Un jour, la police fait irruption et arrête Ibrahim, un des musiciens maliens - Adama découvre qu'Ibrahim est un "sans-papier" et sera renvoyé au Mali.
Adama ne comprend pas le malheur de quitter la France et un emploi de misère pour retourner dans un pays gorgé de soleil comme doit l'être le Mali. Quand son père annonce qu'il se rend au pays pour inaugurer une école, les enfants font une plongée brutale dans les coutumes de leur pays d'origine : la maman hurle après son mari devinant qu'il pourrait ramener une deuxième épouse jeune et attirante. Elle exige de l'accompagner, finalement ce sera Adama s'il travaille bien à l'école. Adama se surpasse, et se renseigne sur ce pays exotique qu'il va découvrir.

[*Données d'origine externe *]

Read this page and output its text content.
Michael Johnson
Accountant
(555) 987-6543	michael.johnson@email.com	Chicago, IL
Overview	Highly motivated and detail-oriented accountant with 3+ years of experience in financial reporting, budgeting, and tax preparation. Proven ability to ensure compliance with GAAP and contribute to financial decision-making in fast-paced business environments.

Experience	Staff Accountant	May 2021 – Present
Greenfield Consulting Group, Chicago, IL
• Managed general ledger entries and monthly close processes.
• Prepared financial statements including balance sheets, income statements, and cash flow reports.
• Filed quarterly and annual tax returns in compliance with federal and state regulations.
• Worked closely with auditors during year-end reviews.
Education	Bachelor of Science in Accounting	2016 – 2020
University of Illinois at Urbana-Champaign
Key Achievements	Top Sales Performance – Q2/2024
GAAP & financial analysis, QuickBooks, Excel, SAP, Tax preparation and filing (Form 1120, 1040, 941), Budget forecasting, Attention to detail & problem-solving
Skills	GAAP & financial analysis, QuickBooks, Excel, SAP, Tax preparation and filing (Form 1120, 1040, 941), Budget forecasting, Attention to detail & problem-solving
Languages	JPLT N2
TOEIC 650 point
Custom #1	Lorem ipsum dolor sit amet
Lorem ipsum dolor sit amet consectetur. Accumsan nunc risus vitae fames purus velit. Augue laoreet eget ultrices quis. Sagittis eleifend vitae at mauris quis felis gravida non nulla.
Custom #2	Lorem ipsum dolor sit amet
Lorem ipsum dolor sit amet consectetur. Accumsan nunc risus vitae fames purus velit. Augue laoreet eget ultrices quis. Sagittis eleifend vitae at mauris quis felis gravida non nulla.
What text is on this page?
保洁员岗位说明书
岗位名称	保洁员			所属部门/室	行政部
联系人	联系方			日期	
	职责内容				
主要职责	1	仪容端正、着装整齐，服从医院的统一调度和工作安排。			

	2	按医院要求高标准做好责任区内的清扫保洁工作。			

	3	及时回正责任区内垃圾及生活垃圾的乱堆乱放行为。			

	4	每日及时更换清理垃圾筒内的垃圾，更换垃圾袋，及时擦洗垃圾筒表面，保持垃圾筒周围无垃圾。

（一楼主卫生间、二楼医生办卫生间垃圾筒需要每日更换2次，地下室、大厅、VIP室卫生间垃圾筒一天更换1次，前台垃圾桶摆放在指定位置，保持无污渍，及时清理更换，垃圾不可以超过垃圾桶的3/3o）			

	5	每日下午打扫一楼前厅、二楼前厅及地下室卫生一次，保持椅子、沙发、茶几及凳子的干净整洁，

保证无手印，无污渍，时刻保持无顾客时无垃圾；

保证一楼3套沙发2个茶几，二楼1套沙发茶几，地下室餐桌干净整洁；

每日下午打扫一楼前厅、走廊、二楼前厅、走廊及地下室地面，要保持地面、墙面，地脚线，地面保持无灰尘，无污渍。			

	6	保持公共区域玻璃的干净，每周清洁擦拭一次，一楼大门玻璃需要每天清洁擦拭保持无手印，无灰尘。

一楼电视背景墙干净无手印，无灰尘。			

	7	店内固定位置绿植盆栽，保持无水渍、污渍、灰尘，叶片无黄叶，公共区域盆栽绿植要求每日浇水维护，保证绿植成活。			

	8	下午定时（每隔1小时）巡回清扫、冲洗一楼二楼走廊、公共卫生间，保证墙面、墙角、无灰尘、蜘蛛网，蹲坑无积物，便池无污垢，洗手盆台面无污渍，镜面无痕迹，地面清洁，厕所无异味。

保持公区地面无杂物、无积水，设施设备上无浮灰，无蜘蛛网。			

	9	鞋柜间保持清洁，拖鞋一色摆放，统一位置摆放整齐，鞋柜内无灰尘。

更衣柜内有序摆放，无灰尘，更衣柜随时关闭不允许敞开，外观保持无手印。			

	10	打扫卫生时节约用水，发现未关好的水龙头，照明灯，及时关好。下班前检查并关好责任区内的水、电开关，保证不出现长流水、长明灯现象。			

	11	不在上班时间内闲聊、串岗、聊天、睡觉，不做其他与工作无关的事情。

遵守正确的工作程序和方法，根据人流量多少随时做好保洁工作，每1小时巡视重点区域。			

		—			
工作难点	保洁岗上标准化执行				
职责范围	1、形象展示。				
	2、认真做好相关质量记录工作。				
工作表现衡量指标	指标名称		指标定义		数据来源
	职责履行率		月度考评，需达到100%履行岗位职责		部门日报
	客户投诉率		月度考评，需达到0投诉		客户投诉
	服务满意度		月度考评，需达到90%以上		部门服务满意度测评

Mais la carte géographique ne montre que des étendues colorées en jaune : la couleur du désert ou des terres arides...
Le voyage d'Adama dans son pays natal lui révèle la découverte de... l'ennui !
"Passer six semaines dans un village sans télé, sans BD, sans ciné, sans Ben, sans chaîne hi-fi, sans console de jeu, avec pour toute activité les corvées des enfants, dès 8 ans ils s'occupent du bois, de la vaisselle, de l'eau, des bébés, ils jouent avec des insectes, restent des heures à rêver sans rien faire; bref, pas une vie." (p.59)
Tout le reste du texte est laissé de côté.